Love Me I've been watching some old video of the kids when they were tiny. The tapes range from when Alan was 4 and Iris 2, to when Jamie was about 18 months and the other two were 7 and 5. One of the things that struck me was just how much Iris has always desperately needed to feel loved and noticed. It wasn't a matter of her being a spoiled kid wanting attention; her soul genuinely needed to be constantly stroked and loved. Even as a wee one, I remember her needing so much more of me than Alan did. And she was always seeking reassurance. At aged 4, she asked her dentist if the other kids he saw were as pretty as she was. And she said to a family friend, "Everyone loves me, right?"

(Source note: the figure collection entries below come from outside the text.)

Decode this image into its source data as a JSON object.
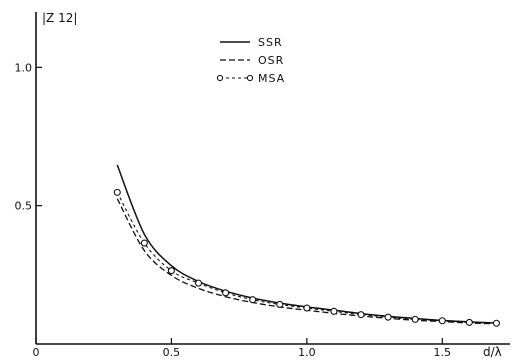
{
  "chart_data": {
    "type": "line",
    "ylabel": "|Z 12|",
    "xlabel": "d/λ",
    "xlim": [
      0,
      1.75
    ],
    "ylim": [
      0,
      1.2
    ],
    "x_ticks": [
      {
        "value": 0,
        "label": "0"
      },
      {
        "value": 0.5,
        "label": "0.5"
      },
      {
        "value": 1.0,
        "label": "1.0"
      },
      {
        "value": 1.5,
        "label": "1.5"
      }
    ],
    "y_ticks": [
      {
        "value": 0.5,
        "label": "0.5"
      },
      {
        "value": 1.0,
        "label": "1.0"
      }
    ],
    "legend_position": "top-center",
    "series": [
      {
        "name": "SSR",
        "style": "solid",
        "x": [
          0.3,
          0.4,
          0.5,
          0.6,
          0.7,
          0.8,
          0.9,
          1.0,
          1.1,
          1.2,
          1.3,
          1.4,
          1.5,
          1.6,
          1.7
        ],
        "values": [
          0.647,
          0.397,
          0.283,
          0.226,
          0.191,
          0.166,
          0.148,
          0.134,
          0.122,
          0.11,
          0.1,
          0.092,
          0.085,
          0.08,
          0.076
        ]
      },
      {
        "name": "OSR",
        "style": "dashed",
        "x": [
          0.3,
          0.4,
          0.5,
          0.6,
          0.7,
          0.8,
          0.9,
          1.0,
          1.1,
          1.2,
          1.3,
          1.4,
          1.5,
          1.6,
          1.7
        ],
        "values": [
          0.525,
          0.338,
          0.248,
          0.201,
          0.171,
          0.15,
          0.134,
          0.122,
          0.111,
          0.101,
          0.093,
          0.086,
          0.081,
          0.076,
          0.073
        ]
      },
      {
        "name": "MSA",
        "style": "dashed-circles",
        "x": [
          0.3,
          0.4,
          0.5,
          0.6,
          0.7,
          0.8,
          0.9,
          1.0,
          1.1,
          1.2,
          1.3,
          1.4,
          1.5,
          1.6,
          1.7
        ],
        "values": [
          0.548,
          0.365,
          0.265,
          0.22,
          0.185,
          0.16,
          0.143,
          0.13,
          0.118,
          0.106,
          0.097,
          0.089,
          0.084,
          0.078,
          0.075
        ]
      }
    ]
  }
}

All of this was so apparent watching that video. If I was paying attention to one of the other kids, she would feel left out and rejected, and I would need to pull her in to whatever we were doing. There's a bit on one of the videos for instance, where I'm dancing with Alan. She came over to us, wanting to dance too, and I think I must have said something like, "Your turn is next." She got very upset until I went over, picked her up, and danced with her. It must have been so difficult for her when Jamie was born, especially since he was a high energy, high maintenance child who also needed so much of me. No wonder I was exhausted for years!
I'm so happy Iris found dance, because it's one place where she's recognized as being skilled and so is given lots of solos/lead roles, allowing all eyes to be on her. And she gets tonnes of positive feedback. Without dance, even with me giving her all the love I have, I don't think it would have been enough for her.